El caso parece aun más difícil cuando se toma en cuenta el hecho de que, fuera del ámbito deportivo, la cultura popular española es difícil de penetrar desde el extranjero. No creo en esos mitos de la tibetanización de España ni de su aislamiento por la Inquisición ni por el maldito orgullo propio ni por el rechazo a valores extranjeros. España recibió con entusiasmo las luces de la Ilustración del XVIII y, con cierta selectividad, adoptó la cultura industrial decimonónica. Casi todos los movimientos artísticos y filosóficos de las edades Moderna y Contemporánea se arraigaron en su suelo. Pero hay casos destacados de rechazo a influencias extranjeras. El país ha resistido, con pertinacia impresionante y éxito sorprendente, la reforma de su horario de trabajo. Las culturas folclóricas en España mantienen su vigor, a pesar de todas las presiones y opresiones. La manía por la castidad del idioma -o de cada uno de los que se hablan en al país- se ha mantenido relativamente exenta de infiltración por términos extranjeros, de los cuales, en cambio, hay muchos miles, por ejemplo, en inglés, pero pocos en español, la gran mayoría admitidos recientemente por la necesidad de adaptarse a la preponderancia de los angloparlantes en la tecnología informática. La cocina española es casi impermeable; aunque el número de restaurantes extranjeros va multiplicándose, se nota poca influencia extranjera en el menú español, sobre todo cuando se lo compara con los casos de Inglaterra, donde el curry es casi un plato nacional, o de Holanda, donde un rijstafel indonesio es comida típica. Mientras tanto, la acogida española hacia deportes de importación se ha manifestado en una serie de éxitos internacionales en tenis, golf, fútbol, baloncesto, balonmano y no sé cuántos más.
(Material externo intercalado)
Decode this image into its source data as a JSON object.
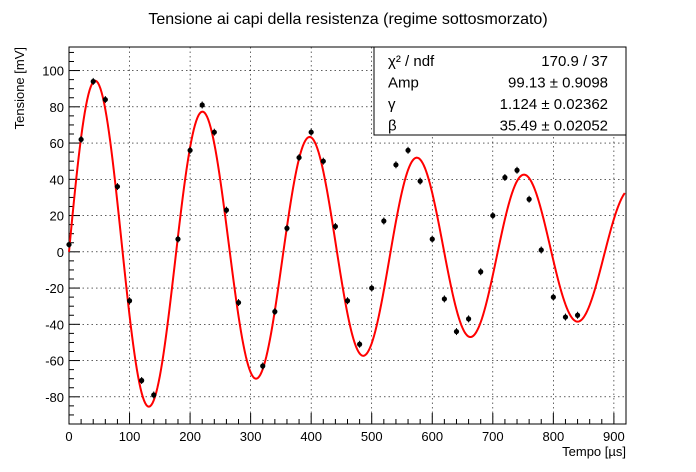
{
  "chart_data": {
    "type": "scatter",
    "title": "Tensione ai capi della resistenza (regime sottosmorzato)",
    "xlabel": "Tempo [µs]",
    "ylabel": "Tensione [mV]",
    "xlim": [
      0,
      920
    ],
    "ylim": [
      -95,
      113
    ],
    "xticks": [
      0,
      100,
      200,
      300,
      400,
      500,
      600,
      700,
      800,
      900
    ],
    "yticks": [
      -80,
      -60,
      -40,
      -20,
      0,
      20,
      40,
      60,
      80,
      100
    ],
    "grid": true,
    "series": [
      {
        "kind": "points",
        "color": "#000000",
        "x": [
          0,
          20,
          40,
          60,
          80,
          100,
          120,
          140,
          180,
          200,
          220,
          240,
          260,
          280,
          320,
          340,
          360,
          380,
          400,
          420,
          440,
          460,
          480,
          500,
          520,
          540,
          560,
          580,
          600,
          620,
          640,
          660,
          680,
          700,
          720,
          740,
          760,
          780,
          800,
          820,
          840
        ],
        "y": [
          4,
          62,
          94,
          84,
          36,
          -27,
          -71,
          -79,
          7,
          56,
          81,
          66,
          23,
          -28,
          -63,
          -33,
          13,
          52,
          66,
          50,
          14,
          -27,
          -51,
          -20,
          17,
          48,
          56,
          39,
          7,
          -26,
          -44,
          -37,
          -11,
          20,
          41,
          45,
          29,
          1,
          -25,
          -36,
          -35
        ]
      },
      {
        "kind": "fit",
        "color": "#ff0000",
        "model": "Amp*exp(-gamma*t/1000)*sin(beta*t/1000)",
        "params": {
          "Amp": 99.13,
          "gamma": 1.124,
          "beta": 35.49
        }
      }
    ],
    "stats_box": {
      "placement": "top-right",
      "rows": [
        {
          "label": "χ² / ndf",
          "value": "170.9 / 37"
        },
        {
          "label": "Amp",
          "value": "99.13 ± 0.9098"
        },
        {
          "label": "γ",
          "value": "1.124 ± 0.02362"
        },
        {
          "label": "β",
          "value": "35.49 ± 0.02052"
        }
      ]
    }
  }
}
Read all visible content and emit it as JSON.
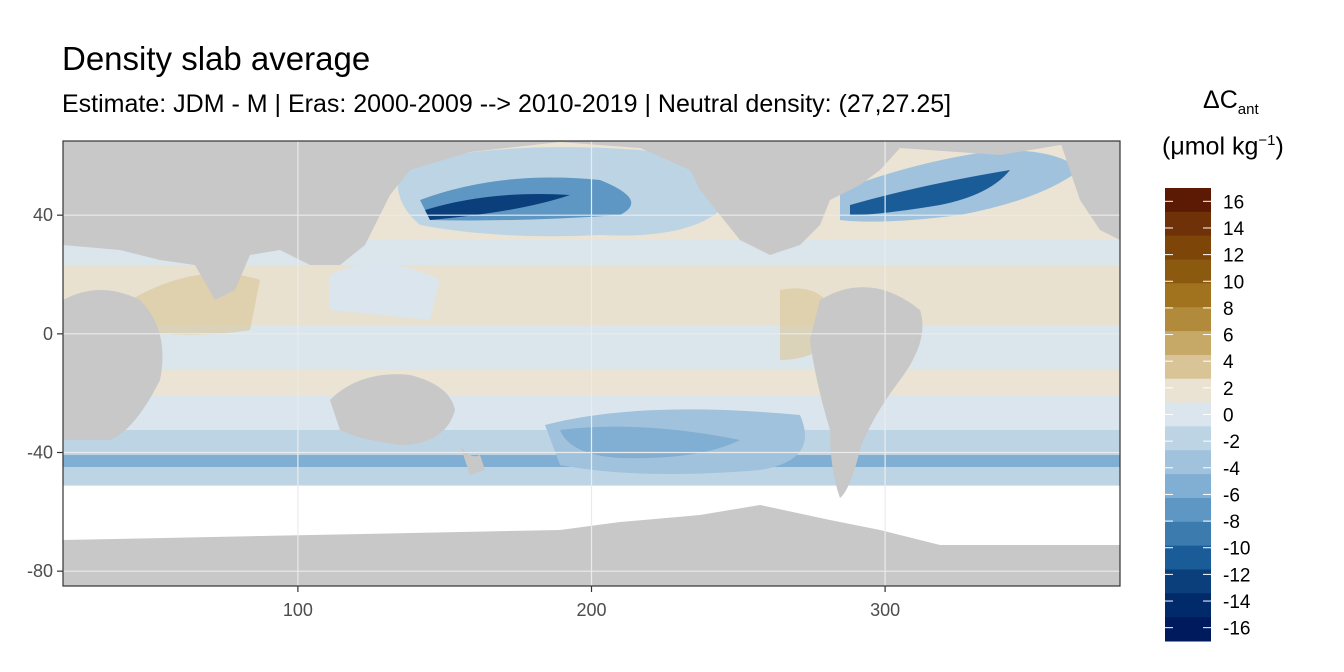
{
  "title": "Density slab average",
  "subtitle": "Estimate: JDM - M | Eras: 2000-2009 --> 2010-2019 | Neutral density: (27,27.25]",
  "legend": {
    "title_symbol": "ΔC",
    "title_subscript": "ant",
    "unit_prefix": "(μmol kg",
    "unit_superscript": "−1",
    "unit_suffix": ")",
    "labels": [
      "16",
      "14",
      "12",
      "10",
      "8",
      "6",
      "4",
      "2",
      "0",
      "-2",
      "-4",
      "-6",
      "-8",
      "-10",
      "-12",
      "-14",
      "-16"
    ],
    "colors": [
      "#5c1a05",
      "#6f3208",
      "#7d4508",
      "#8c5a0e",
      "#a2731f",
      "#b18a3c",
      "#c6a867",
      "#d9c497",
      "#eae3d3",
      "#dae5ed",
      "#bdd4e5",
      "#a0c2dd",
      "#81afd3",
      "#5e97c3",
      "#3c7bae",
      "#1a5c98",
      "#0a3f7b",
      "#002a6a",
      "#001a5e"
    ]
  },
  "chart_data": {
    "type": "heatmap",
    "title": "Density slab average",
    "subtitle": "Estimate: JDM - M | Eras: 2000-2009 --> 2010-2019 | Neutral density: (27,27.25]",
    "xlabel": "",
    "ylabel": "",
    "xlim": [
      20,
      380
    ],
    "ylim": [
      -85,
      65
    ],
    "x_ticks": [
      100,
      200,
      300
    ],
    "y_ticks": [
      40,
      0,
      -40,
      -80
    ],
    "grid": true,
    "legend_position": "right",
    "color_scale_range": [
      -17,
      17
    ],
    "color_scale_breaks": [
      16,
      14,
      12,
      10,
      8,
      6,
      4,
      2,
      0,
      -2,
      -4,
      -6,
      -8,
      -10,
      -12,
      -14,
      -16
    ]
  }
}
¿Llegará el día en que España gane un campeonato mundial de rugby? Tal vez. Entre la autarquía franquista y el cierre de las fronteras nacionales en la Segunda Guerra Mundial, el desarrollo del rugby se atrasó en España, mientras que el fútbol ya se había establecido de forma imborrable. Parece lógico que ahora, como el ritmo típicamente occidental de la historia española se está recuperando, el rugby siga ese paso. La mundialización estimula el intercambio transnacional de todo tipo de cultura y los límites históricos de deportes tradicionalmente nacionales se traspasan cada vez más. Clubes de fútbol norteamericanos recorren Europa para introducir el deporte nacional de EEUU. El número de federaciones nacionales de rugby aumenta año tras año. Por todo el mundo, la televisión difunde imágenes de deportes tradicionalmente minoritarios o culturalmente específicos, reclutando nuevos públicos. Dentro de poco, mi pregunta de por qué hay más afición en distintos países a unos deportes frente a otros quedará sin sentido, ya que no habrá rincón donde no se juegue a todo.

Felipe Fernández-Armesto es historiador y titular de la Cátedra William P. Reynolds de Artes y Letras de la Universidad de Notre Dame (Indiana).